Prime Minister Andrew Holness spoke in defence of the JCF, admitting interference of INDECOM with police executing their duties. Subsequently, an article in the Gleaner, including response of Terrence Williams, Commissioner of INDECOM provided some very disturbing statistics. The article stated that, in the first three quarters of 2017, it completed 697 cases and in 649 of them it recommended no criminal charge or disciplinary action be taken. It says it recommended criminal charges in only 12 cases and disciplinary action in 20.
Foremost, the numbers provided by INDECOM do not add up. The Organisation reports a total of 697 cases completed yet the cases recommended totalled 32 cases for disciplinary and criminal action. This leaves 16 cases unaccounted for. Furthermore, during the aforementioned period 93 per cent of cases investigated by INDECOM credited no action. Is that not grounds to consider harassment of our police force, proving over zealousness, eagerness to investigate possibly without rationale?

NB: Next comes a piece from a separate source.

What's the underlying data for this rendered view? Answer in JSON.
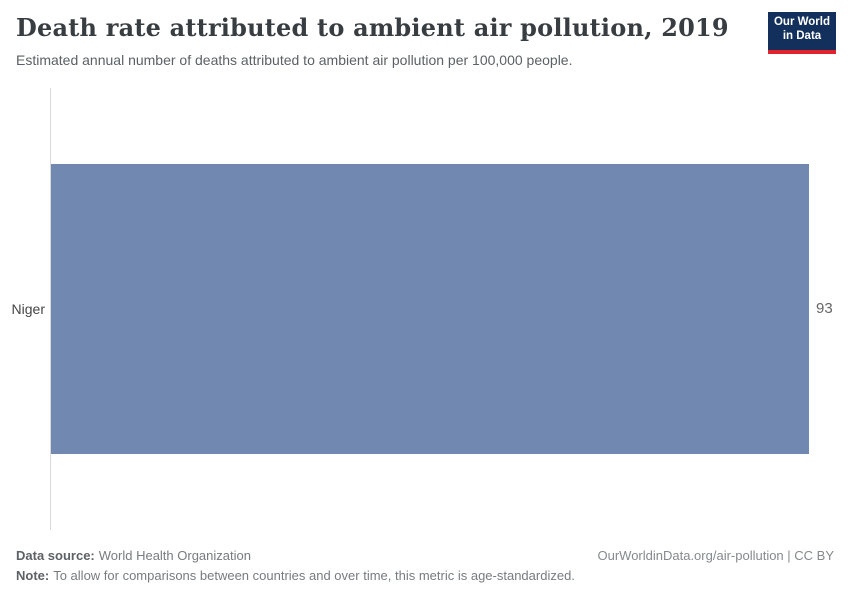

These statistics provided by INDECOM are indeed proof that police officers have valid reason to be afraid of doing their jobs and our skyrocketing crime rates are partially the result of same.
Deputy Commissioner of JCF, Glenmore Hinds, in an article published October 26, 2016 in the Gleaner stated that, "The major issue we have is with the Commissioner of INDECOM ... agreements are made and arrived at but they must be signed off by the Commissioner and quite often those are flipped they can't come to any agreement that is going to bind INDECOM unless he (Williams) agrees to it." Hinds admits a "good" relationship with INDECOM.
This issue is not about political mandate but the operation and effectiveness of an Organisation that police officers believe to pose a hindrance.
The JCF certainly does not offer the most attractive work compensations.
Lives on the line
Police officers are merely men and women as ourselves who have bravely taken on the responsibility of protecting our citizens. So too, we must protect those police officers who serve with integrity. These are our brothers, sisters, neighbours, husbands, wives, children and they deserve to be protected.
As a Jamaican citizen, I am calling upon the Public Administration and Appropriations Committee (PAAC) of Parliamentto protect our police officers from harassment by INDECOM. By his own admission, as leader of INDECOM Terrence Williams has a current success rate of 7 per cent. He has failed. Utterly unacceptable, even if graded on a curve. A private sector leader would have long been dismissed. Let us not continue to waste taxpayers' money on overzealous investigations.